The two growth management acts authorize local governments to plan for and guide their “development and growth,” through comprehensive plans and the implementing land development regulations. Both acts refer to the same definition of “development” (apparently “growth” doesn’t need defining).

The definition, found at §380.04, Florida Statutes, defines “development” as “the carrying out of any building activity or mining operation, the making of any material change in the use or appearance of any structure or land, or the dividing of land into three or more parcels.” §380.04(1), F.S. The definition states further that the following activities or uses are to be considered, under the growth management acts, to involve the defined “development:” §380.04(2), F.S.
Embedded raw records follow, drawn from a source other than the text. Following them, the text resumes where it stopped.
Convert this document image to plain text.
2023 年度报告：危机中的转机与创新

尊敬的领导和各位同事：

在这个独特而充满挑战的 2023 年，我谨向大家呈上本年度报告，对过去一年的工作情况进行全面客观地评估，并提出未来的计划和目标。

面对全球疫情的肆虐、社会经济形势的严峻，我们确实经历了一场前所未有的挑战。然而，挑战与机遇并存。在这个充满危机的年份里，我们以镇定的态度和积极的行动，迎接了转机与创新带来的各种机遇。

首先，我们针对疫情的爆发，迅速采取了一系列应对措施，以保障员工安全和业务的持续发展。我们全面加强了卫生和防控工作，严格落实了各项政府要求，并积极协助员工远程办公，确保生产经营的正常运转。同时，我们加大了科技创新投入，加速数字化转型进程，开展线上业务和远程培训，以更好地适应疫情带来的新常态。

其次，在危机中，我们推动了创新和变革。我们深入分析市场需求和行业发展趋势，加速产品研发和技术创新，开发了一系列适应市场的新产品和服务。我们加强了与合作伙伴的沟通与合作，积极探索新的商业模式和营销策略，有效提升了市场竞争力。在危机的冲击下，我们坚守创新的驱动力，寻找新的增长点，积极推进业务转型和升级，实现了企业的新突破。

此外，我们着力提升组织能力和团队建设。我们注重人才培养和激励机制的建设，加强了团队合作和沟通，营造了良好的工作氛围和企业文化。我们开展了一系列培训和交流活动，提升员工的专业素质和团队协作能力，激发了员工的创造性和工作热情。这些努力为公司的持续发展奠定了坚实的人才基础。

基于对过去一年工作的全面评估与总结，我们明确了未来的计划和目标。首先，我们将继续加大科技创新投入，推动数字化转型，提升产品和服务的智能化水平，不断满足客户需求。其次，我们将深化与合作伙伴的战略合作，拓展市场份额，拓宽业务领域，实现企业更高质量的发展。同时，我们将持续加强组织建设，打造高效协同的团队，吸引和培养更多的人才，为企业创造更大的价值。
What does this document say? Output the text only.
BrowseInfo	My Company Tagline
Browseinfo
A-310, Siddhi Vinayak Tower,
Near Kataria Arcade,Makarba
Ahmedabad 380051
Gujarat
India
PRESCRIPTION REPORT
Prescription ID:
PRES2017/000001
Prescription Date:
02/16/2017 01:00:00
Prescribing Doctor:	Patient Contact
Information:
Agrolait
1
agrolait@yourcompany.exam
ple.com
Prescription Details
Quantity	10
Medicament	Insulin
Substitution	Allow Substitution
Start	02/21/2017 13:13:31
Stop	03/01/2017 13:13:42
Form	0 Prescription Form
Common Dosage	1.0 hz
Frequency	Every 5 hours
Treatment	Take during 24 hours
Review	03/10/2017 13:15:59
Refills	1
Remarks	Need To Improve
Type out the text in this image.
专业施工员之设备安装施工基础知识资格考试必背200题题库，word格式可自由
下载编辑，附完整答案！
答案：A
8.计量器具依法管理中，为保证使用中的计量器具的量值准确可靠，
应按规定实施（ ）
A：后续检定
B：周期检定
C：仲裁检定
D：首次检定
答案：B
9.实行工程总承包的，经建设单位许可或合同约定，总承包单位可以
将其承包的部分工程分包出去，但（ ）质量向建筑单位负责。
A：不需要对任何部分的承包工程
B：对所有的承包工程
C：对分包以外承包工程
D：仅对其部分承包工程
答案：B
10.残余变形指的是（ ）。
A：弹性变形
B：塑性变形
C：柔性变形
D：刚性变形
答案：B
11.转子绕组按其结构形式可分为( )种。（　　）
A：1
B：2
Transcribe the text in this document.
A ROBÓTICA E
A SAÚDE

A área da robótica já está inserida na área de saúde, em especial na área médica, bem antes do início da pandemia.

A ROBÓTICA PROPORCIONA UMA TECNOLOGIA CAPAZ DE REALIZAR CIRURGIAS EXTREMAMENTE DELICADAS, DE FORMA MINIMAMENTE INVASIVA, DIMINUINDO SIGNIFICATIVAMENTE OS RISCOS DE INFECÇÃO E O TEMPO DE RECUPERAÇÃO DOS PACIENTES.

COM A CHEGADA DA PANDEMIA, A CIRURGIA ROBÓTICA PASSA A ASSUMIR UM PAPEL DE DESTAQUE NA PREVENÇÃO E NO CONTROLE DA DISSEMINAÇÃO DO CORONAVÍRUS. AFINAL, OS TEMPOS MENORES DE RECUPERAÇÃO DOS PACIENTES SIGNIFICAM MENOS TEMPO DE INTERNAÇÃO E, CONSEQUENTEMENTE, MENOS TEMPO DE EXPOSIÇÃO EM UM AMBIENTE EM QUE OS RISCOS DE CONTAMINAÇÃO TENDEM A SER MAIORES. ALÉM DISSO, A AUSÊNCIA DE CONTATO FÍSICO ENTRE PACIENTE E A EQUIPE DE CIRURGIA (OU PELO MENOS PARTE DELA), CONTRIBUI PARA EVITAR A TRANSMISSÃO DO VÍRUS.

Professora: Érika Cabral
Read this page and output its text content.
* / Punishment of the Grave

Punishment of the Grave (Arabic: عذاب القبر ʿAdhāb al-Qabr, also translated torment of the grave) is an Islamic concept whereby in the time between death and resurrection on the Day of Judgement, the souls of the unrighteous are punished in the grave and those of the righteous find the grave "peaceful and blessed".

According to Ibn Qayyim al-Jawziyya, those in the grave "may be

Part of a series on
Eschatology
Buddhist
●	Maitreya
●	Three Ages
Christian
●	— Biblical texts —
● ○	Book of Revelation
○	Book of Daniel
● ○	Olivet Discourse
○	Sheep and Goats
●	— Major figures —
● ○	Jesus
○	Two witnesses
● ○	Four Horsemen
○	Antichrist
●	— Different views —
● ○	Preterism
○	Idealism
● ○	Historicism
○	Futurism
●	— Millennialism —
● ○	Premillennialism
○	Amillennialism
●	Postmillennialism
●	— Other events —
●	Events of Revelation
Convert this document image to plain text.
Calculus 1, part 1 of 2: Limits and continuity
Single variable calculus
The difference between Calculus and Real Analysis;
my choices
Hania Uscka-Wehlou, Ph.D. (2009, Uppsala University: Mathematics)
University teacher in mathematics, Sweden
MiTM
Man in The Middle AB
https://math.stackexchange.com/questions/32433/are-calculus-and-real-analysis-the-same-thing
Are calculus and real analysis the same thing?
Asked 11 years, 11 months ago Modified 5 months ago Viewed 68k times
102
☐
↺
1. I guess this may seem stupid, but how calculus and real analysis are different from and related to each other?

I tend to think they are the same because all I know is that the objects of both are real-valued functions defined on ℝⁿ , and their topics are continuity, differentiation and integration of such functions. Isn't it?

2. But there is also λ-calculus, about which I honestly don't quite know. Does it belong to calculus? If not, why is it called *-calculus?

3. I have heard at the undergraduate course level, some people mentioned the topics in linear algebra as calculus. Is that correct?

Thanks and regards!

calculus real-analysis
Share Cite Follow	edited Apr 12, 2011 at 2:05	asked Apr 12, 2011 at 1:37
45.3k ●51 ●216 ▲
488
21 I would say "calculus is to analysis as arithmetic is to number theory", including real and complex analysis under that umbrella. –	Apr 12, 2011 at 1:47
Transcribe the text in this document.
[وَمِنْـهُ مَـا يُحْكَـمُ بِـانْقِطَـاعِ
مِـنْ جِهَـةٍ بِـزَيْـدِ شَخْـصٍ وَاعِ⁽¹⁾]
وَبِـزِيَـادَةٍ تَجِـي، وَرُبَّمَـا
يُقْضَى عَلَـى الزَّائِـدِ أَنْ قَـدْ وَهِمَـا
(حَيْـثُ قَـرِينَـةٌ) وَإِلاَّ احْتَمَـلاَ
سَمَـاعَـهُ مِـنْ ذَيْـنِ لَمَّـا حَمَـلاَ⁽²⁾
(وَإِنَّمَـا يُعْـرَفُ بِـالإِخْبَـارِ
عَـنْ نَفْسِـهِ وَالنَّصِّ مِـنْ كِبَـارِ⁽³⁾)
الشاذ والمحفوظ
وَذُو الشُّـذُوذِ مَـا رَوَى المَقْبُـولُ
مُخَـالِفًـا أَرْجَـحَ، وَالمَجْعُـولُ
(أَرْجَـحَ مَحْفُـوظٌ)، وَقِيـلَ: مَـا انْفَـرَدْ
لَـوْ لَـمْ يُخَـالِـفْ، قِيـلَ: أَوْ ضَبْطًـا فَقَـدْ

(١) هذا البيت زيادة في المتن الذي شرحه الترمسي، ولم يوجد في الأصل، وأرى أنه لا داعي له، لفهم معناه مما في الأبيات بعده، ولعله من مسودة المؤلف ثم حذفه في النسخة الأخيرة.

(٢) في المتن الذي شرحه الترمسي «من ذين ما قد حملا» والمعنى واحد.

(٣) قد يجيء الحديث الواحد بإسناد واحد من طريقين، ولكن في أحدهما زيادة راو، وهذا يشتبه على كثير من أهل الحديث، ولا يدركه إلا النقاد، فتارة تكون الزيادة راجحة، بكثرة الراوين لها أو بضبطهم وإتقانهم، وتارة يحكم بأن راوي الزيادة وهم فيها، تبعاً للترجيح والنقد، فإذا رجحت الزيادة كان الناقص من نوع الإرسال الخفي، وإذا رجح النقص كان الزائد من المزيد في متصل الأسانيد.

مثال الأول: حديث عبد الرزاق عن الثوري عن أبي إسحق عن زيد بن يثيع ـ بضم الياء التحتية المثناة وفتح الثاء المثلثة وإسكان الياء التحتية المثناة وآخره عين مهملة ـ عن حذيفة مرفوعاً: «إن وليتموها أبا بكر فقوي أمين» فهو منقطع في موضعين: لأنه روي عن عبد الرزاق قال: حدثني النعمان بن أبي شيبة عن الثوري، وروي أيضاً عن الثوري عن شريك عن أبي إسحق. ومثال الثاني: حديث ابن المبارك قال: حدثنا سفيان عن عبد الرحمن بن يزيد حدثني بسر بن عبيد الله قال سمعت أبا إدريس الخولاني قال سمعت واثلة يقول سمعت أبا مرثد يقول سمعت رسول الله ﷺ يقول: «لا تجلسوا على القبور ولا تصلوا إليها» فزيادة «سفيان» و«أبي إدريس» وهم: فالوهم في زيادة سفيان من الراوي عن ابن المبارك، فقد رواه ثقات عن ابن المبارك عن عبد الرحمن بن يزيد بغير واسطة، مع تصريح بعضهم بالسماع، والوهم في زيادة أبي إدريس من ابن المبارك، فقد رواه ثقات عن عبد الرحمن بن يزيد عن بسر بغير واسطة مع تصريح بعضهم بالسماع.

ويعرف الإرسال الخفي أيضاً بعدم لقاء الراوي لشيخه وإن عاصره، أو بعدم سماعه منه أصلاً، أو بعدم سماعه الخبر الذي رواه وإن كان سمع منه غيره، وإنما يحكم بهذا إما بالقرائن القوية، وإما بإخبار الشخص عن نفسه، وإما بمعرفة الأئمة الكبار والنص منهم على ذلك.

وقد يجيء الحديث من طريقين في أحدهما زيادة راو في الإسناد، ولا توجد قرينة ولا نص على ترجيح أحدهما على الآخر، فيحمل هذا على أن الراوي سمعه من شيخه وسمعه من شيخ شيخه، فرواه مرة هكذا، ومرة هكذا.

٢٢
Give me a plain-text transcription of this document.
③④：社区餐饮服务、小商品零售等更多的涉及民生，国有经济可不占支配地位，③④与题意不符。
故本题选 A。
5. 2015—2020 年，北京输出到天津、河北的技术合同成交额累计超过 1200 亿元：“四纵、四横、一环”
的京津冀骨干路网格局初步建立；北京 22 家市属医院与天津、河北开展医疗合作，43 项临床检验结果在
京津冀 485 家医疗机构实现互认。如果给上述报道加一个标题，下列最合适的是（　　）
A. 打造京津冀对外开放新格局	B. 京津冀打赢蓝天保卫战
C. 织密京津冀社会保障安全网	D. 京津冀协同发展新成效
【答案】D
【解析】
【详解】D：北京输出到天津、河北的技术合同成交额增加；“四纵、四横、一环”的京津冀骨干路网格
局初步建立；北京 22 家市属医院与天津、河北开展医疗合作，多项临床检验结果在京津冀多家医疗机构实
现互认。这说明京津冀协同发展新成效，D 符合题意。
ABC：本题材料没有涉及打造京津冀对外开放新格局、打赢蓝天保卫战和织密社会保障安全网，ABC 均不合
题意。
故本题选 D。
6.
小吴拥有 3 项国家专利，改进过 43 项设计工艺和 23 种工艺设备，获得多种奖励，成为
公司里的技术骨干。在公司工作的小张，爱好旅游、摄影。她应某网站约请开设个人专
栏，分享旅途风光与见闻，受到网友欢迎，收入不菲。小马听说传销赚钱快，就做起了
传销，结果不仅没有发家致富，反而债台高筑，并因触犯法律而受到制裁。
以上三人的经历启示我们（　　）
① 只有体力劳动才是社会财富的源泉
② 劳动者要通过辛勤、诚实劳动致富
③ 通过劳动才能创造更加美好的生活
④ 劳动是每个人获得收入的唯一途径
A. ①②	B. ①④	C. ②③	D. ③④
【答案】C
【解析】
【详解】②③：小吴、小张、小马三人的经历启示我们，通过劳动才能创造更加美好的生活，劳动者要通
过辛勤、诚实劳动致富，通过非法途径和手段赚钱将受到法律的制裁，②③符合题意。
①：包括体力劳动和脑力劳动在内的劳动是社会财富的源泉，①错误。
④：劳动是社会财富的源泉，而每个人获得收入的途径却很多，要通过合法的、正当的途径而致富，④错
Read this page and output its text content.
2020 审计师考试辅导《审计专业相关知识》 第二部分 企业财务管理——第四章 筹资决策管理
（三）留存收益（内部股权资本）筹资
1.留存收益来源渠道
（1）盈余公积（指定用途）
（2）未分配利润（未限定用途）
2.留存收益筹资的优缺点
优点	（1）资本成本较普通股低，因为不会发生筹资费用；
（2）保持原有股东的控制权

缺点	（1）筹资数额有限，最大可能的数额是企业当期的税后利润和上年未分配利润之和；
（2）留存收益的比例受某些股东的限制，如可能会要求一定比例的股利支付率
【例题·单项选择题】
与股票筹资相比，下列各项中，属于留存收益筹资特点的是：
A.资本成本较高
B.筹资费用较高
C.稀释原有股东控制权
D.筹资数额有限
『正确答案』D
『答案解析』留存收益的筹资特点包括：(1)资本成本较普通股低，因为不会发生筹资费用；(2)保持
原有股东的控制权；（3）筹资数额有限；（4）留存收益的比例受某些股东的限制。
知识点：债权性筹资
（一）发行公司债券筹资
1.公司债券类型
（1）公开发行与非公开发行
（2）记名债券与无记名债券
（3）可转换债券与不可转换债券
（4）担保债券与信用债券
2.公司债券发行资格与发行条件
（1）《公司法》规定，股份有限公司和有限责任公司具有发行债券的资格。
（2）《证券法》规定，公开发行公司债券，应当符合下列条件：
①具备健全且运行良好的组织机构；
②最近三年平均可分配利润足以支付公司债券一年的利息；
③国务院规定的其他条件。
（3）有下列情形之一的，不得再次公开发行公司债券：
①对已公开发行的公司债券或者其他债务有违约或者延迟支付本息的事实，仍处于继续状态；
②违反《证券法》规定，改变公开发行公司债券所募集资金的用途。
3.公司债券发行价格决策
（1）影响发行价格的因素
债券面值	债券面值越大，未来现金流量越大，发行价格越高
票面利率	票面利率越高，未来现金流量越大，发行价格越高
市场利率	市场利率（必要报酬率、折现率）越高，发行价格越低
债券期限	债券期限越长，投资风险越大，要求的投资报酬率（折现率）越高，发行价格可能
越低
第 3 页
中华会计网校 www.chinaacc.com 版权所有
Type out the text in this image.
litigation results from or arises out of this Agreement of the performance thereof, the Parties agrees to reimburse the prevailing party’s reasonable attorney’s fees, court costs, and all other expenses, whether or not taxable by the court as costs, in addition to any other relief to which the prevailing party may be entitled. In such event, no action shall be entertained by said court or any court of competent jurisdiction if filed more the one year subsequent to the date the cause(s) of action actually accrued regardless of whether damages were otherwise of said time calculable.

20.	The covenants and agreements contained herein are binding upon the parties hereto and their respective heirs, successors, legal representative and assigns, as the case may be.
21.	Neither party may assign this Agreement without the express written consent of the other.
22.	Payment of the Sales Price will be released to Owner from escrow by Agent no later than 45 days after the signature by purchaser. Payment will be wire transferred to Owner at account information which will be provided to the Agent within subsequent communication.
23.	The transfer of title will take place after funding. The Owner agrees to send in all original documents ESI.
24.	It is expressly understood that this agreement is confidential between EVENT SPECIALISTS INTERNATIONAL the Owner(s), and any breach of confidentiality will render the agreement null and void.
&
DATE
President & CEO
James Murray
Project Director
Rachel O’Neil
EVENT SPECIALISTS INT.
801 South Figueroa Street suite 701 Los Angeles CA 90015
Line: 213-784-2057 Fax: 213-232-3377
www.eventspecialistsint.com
  • A reconstruction, alteration of the size, or material change in the external appearance of a structure on land.
  • A change in the intensity of use of land, such as an increase in the number of dwelling units in a structure or on land or a material increase in the number of businesses, manufacturing establishments, offices, or dwelling units in a structure or on land.
  • Alteration of a shore or bank of a seacoast, river, stream, lake, pond, or canal, including any “coastal construction” as defined in s. 161.021.
  • Commencement of drilling, except to obtain soil samples, mining, or excavation on a parcel of land.
  • Demolition of a structure.
  • Clearing of land as an adjunct of construction.
  • Deposit of refuse, solid or liquid waste, or fill on a parcel of land.

The definition states that the following operations or uses shall not, under the growth management acts, be taken to involve “development:” §380.04(3), F.S.

  • Work by a highway or road agency or railroad company for the maintenance or improvement of a road or railroad track, if the work is carried out on land within the boundaries of the right-of-way.
  • Work by any utility and other persons engaged in the distribution or transmission of gas, electricity, or water, for the purpose of inspecting, repairing, renewing, or constructing on established rights-of-way any sewers, mains, pipes, cables, utility tunnels, power lines, towers, poles, tracks, or the like. This provision conveys no property interest and does not eliminate any applicable notice requirements to affected land owners. [See a future article under Electrical Facilities for more on this exemption]
  • Work for the maintenance, renewal, improvement, or alteration of any structure, if the work affects only the interior or the color of the structure or the decoration of the exterior of the structure. [See a future article under Design Criteria for a discussion of the impact of this provision on design regulations.]
  • The use of any structure or land devoted to dwelling uses for any purpose customarily incidental to enjoyment of the dwelling.
  • The use of any land for the purpose of growing plants, crops, trees, and other agricultural or forestry products; raising livestock; or for other agricultural purposes. [See a future article under Agricultural Issues for more on this exemption.]
  • A change in use of land or structure from a use within a class specified in an ordinance or rule to another use in the same class.
  • A change in the ownership or form of ownership of any parcel or structure. [See a future article under Regulating Consistently for more on this exemption.]
  • The creation or termination of rights of access, riparian rights, easements, covenants concerning development of land, or other rights in land.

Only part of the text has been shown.